Activists slam Barak for failure to halt Shas demands
MK Sneh, Labor activists complain that Shas succeeded in advancing settlement construction, other causes while Labor's presence in gov't not felt.
By GIL STERN STERN HOFFMAN
Labor chairman Ehud Barak faced fierce criticism at the party's executive committee meeting in Tel Aviv Wednesday for not doing enough to prevent the government from expanding West Bank settlements.
MK Ephraim Sneh and a few Labor activists complained that Shas had succeeded in advancing settlement construction and its other causes while Labor's presence in the government had not been felt.

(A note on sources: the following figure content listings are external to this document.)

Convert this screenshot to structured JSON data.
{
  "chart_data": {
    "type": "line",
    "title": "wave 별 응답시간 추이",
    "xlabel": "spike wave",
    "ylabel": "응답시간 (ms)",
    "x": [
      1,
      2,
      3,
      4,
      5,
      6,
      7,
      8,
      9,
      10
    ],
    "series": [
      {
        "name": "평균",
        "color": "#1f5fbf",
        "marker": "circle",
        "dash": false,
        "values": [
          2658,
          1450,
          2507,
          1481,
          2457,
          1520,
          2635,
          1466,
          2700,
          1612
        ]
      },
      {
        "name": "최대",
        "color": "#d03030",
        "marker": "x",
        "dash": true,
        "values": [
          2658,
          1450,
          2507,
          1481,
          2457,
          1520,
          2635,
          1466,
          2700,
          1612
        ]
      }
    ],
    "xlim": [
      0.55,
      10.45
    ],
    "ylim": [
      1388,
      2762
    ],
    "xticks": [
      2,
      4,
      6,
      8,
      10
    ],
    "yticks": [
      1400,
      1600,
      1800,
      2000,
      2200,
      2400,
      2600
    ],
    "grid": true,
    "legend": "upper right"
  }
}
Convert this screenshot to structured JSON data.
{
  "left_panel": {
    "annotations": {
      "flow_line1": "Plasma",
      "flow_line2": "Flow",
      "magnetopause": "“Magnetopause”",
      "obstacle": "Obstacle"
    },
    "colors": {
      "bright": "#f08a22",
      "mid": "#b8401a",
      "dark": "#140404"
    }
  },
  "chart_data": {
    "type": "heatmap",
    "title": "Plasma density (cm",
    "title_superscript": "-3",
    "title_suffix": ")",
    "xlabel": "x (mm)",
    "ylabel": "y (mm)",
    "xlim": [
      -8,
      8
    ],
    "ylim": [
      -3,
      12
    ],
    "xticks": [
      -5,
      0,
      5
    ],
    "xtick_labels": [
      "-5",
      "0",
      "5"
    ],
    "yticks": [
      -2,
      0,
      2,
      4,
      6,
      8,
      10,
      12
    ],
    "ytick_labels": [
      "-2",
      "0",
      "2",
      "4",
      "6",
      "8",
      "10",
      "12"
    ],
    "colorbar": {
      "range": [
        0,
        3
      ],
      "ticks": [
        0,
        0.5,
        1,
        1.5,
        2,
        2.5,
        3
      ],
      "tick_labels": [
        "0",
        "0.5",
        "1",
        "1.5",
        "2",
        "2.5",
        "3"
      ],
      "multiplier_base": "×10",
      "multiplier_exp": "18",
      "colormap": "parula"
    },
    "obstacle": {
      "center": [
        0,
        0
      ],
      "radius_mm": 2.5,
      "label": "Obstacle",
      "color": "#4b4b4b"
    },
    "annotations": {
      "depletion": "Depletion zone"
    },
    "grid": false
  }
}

"[Shas chairman] Eli Yishai is celebrating his victory," Sneh told the crowd at Labor's Tel Aviv headquarters. "Where are we on this issue? I am pointing a finger at us. Whoever builds in Judea and Samaria is not helping the peace process but getting in the way. Why are we lending a hand to it? It's being done not because we want it, but because Eli Yishai is extorting the government, and I don't see our MKs objecting."
Sneh told reporters after the event that the government was acting according to Shas's ideology even though Labor was Kadima's largest coalition partner.
"A faction of 12 MKs is making the government into a circus, is building in the settlements and getting whatever it wants," Sneh said. "Building in the settlements is not Labor's way and a party that loses its way becomes irrelevant."
Barak made no mention of Shas in his lengthy address, but Barak's ally, National Infrastructures Minister Binyamin Ben-Eliezer, slammed Sneh for questioning Barak and harming party unity. He accused Sneh of playing into the hands of Likud chairman Binyamin Netanyahu.
"We are wasting our energy on whether there should be one house here or there," Ben-Eliezer said. "Our effort has to be focused on winning the next election."
Barak said he would demand that Labor be given the chairmanship of the Knesset Finance Committee. His associates said his candidate for the post was MK Avishai Braverman.
The Labor leader said he expected the next general election to take place within a year. He made the same statement shortly after he was elected Labor leader last June.